Dormir nunca mais é a mesma coisa. Nunca, nunca mais. Já tínhamos um miúdo de quatro anos a dormir relativamente bem, apenas com alguns episódios de terrores noturnos ou simples pesadelos. Conseguimos que não bebesse leite a meio da noite a muito custo mas já não temos tido muita sorte com as horas a que acorda ao fim de semana. De repente, juntámos-lhe uma miúda de quatro meses que, apesar de não dormir a noite toda, não chora (só mesmo em desespero) e que é relativamente fácil de adormecer. Ainda estamos a treinar a coisa de a deixar adormecer sozinha na cama e acho que está a andar. Mas a cabeça de mãe não deixa dormir como antes - qualquer suspiro ou volta na cama são suficientes para despertar. Esta semana o mais velho gritou pela irmã em pleno sono e pregou-me um valente susto. Eu, que sempre conseguia dormir até ao meio dia nos bons velhos tempos, transformei-me numa pessoa das manhãs e luto para relaxar mais durante as noites.

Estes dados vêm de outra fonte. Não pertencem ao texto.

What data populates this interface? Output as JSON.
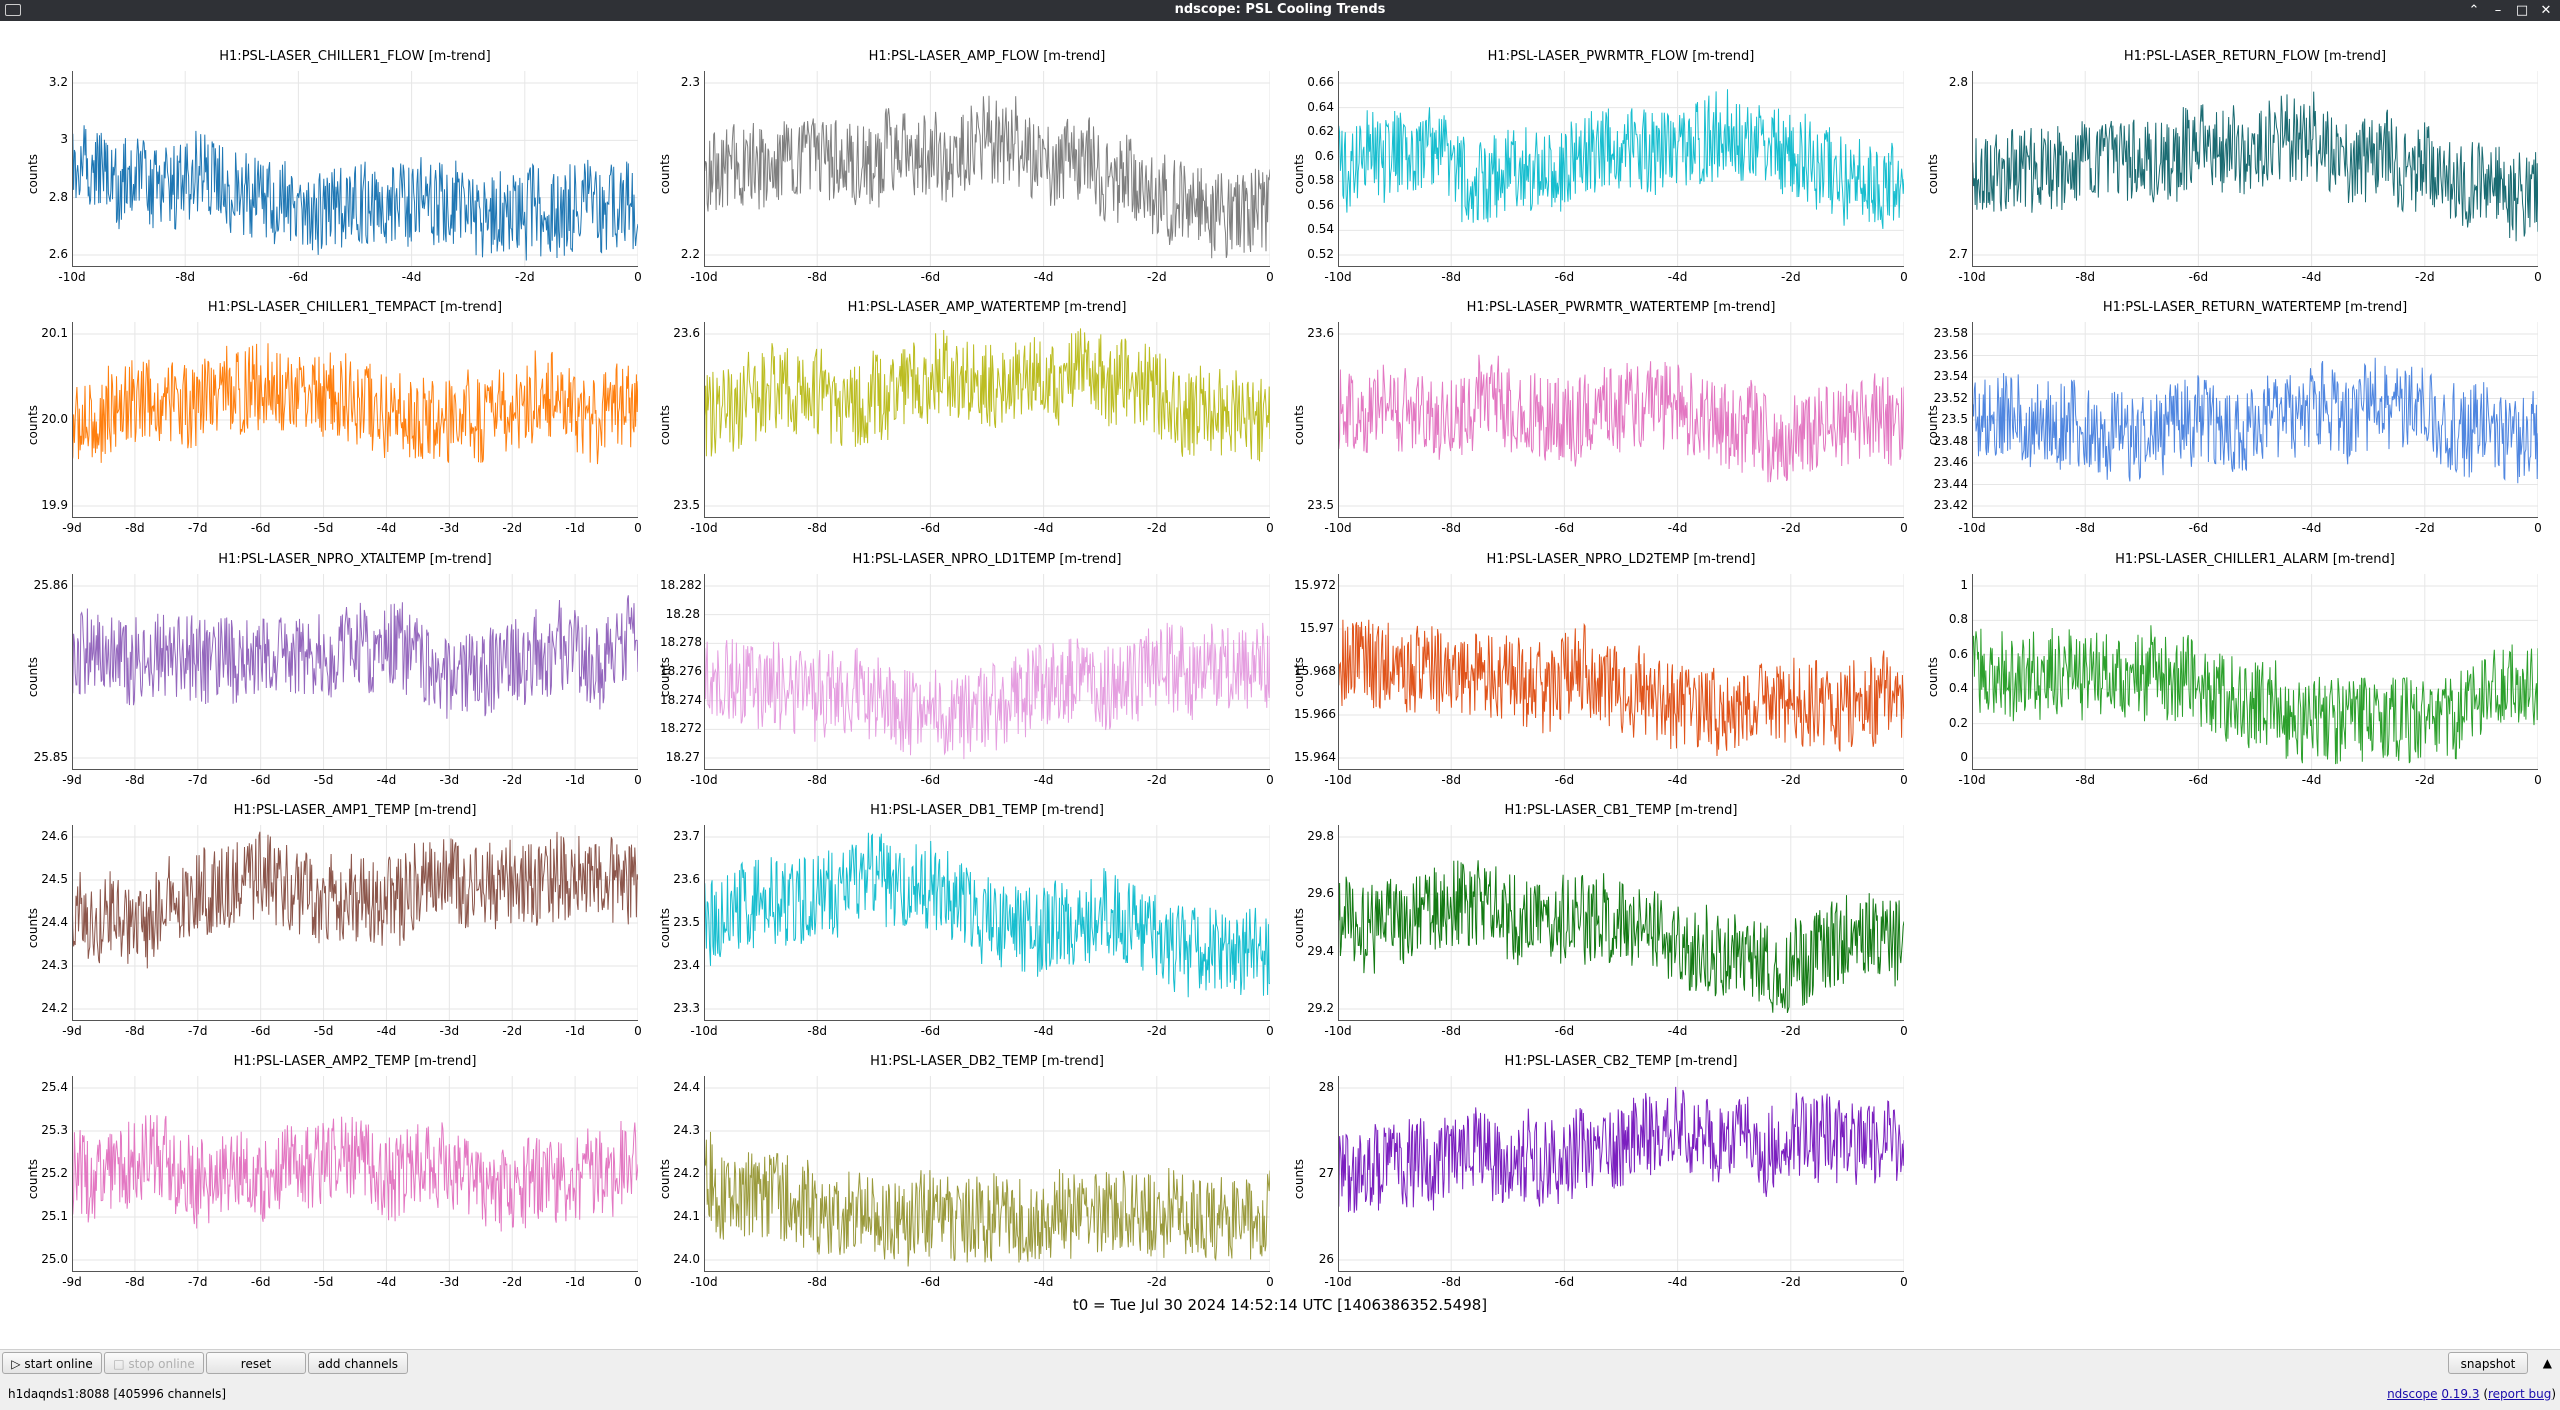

As coisas pequenas são mais saborosas que alguns grandes gestos. Nos primeiros tempos, é difícil descrever a patetice que é ficar contente com um cocó mas foi assim com ele e continua a ser assim com ela. Ele trouxe-me a prenda do dia da mãe há uma semana. Conseguiu guardar segredo enquanto a fazia lá na escola e isso surpreendeu-me. Mas o melhor são momentos como quando me perguntou Posso dizer-te um segredo?. Acenei que sim e ele disse-me ao ouvido, bem baixinho Prometo que hoje não choro quando me for deitar. Foi ele que decidiu isto, espontaneamente, sem ninguém lhe pedir nenhum compromisso e cumpriu a promessa. Ele nunca nos deixa esquecer as nossas promessas mas também honra as dele.
Deixei de ter medo de coisas parvas. Ter um filho tem este efeito: passamos a achar ridículos alguns medo. Lembro-me de ficar tão nervosa para entrevistas de traqbalho, por exemplo, que a dor passava a ser física. E depois tive um filho e agora o segundo e nada disso me assusta. Convenhamos: quatro horas em trabalho de parto intenso em casa, quarenta minutos no hospital e nenhum tempo para levar a epidural tornaram-me mais rija. Claro que tenho ainda medo de algumas coisas mas eliminei os medos supérfluos. É muito importante ter um trabalho, claro, mas é mais importante poder estar com os nossos filhos.
Comecei a ver os meus filhos reflectidos em todas as crianças do Mundo. Nas que são refugiadas, nas que têm fome, nas que têm família e nas que não a têm, nas que se cruzam conosco diariamente. Todas as caras me fazem lembrar dos meus filhos e da imensa sorte que eles tiveram nesta lotaria: puderam nascer em países onde há paz e segurança suficientes para as crianças crescerem. É que se pensarmos no número de refugiados que existem no mundo, se não ignorarmos as imagens que nos chegam todos os dias a casa, então temos mesmo que admitir: temos uma sorte imensa por podermos fazer parte de um mundo livre, sem nunca precisarmos de deixar as nossas casas.
Às vezes pode não parecer mas consigo gerir muito melhor o cansaço. É claro que há dias em que tudo o que quero fazer é ficar deitada no sofá e reservo-me o direito de ter mesmo esses dias. Mas depois há os outros em que consigo fazer tudo o que tenho em atraso e nesses dias sinto-me uma verdadeira super-mulher. Às vezes ando a passear com ela no quarto de olhos fechados e com vontade de dormir, outras só estou à espera que eles se deitem para poder fechar os olhos mas no geral sinto-me muito menos cansada do que quando nasceu o Vicente. Talvez seja o calo, a prática, não sei, mas por enquanto ainda dá para gerir. Só não quero pensar quando, daqui a seis meses, tiver que voltar ao trabalho. Mas empurrei essa data para o meu inconsciente e lá ficará até dar.